DESCRIPTION OF SYMBOLS 1 Internal combustion engine 3 Fuel filter 4 Pump 34 1st filter 35 Filter holder 36 2nd filter 361 Compression coil spring 362 Bottom plate 351b Fuel inflow hole

Claims (3)

In the fuel injection device for supplying the fuel filtered by the fuel filter (3) to the internal combustion engine (1) by increasing the pressure by the pump (4),
The fuel filter includes a first filter (34) made of a non-woven fabric, a filter holder (35) in which a fuel inflow hole (351b) is formed below to accommodate the first filter, and an upstream side of the first filter.
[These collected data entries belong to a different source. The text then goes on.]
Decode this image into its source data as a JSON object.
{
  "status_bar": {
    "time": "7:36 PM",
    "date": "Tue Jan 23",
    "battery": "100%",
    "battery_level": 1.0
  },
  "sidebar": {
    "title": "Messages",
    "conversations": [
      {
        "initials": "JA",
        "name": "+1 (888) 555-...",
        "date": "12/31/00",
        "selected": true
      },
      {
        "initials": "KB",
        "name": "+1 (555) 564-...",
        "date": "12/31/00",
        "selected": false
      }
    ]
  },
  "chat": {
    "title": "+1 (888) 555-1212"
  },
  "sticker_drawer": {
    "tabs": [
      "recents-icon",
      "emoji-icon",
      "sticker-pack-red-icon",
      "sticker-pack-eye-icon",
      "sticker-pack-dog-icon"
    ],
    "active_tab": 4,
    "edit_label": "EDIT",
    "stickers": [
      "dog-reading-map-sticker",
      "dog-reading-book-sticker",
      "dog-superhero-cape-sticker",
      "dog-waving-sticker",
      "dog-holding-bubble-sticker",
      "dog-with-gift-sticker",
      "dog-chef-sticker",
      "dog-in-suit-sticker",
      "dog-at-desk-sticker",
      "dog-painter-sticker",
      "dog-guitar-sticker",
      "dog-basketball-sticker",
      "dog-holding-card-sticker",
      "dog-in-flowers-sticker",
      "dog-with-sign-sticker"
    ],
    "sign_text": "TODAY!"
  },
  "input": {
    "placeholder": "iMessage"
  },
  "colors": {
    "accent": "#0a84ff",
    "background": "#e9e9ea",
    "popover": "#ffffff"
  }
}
And a second filter (36) disposed below the first filter,
The second filter includes a compression coil spring (361) whose upper end surrounds the fuel inflow hole and is in close contact with the filter holder, and a bottom plate (362) that closes the lower end of the compression coil spring. A fuel injection device configured to pass between windings of the compression coil spring from the outer peripheral side of the compression coil spring and flow into the inner peripheral side of the compression coil spring. A common rail (5) for storing fuel that has been pressurized by the pump;
A return path (7) for returning the fuel in the common rail to the inner peripheral side of the compression coil spring;
The fuel injection device according to claim 1, further comprising a return path on-off valve (8) that opens the return path when the internal combustion engine is stopped. An opening (362a) that is formed in the bottom plate and communicates the inner peripheral side of the compression coil spring and the outside of the compression coil spring;
A flap (37) for opening and closing the opening;
The fuel injection device according to claim 2, further comprising a flap spring (38) for urging the flap in a direction in which the flap closes the opening.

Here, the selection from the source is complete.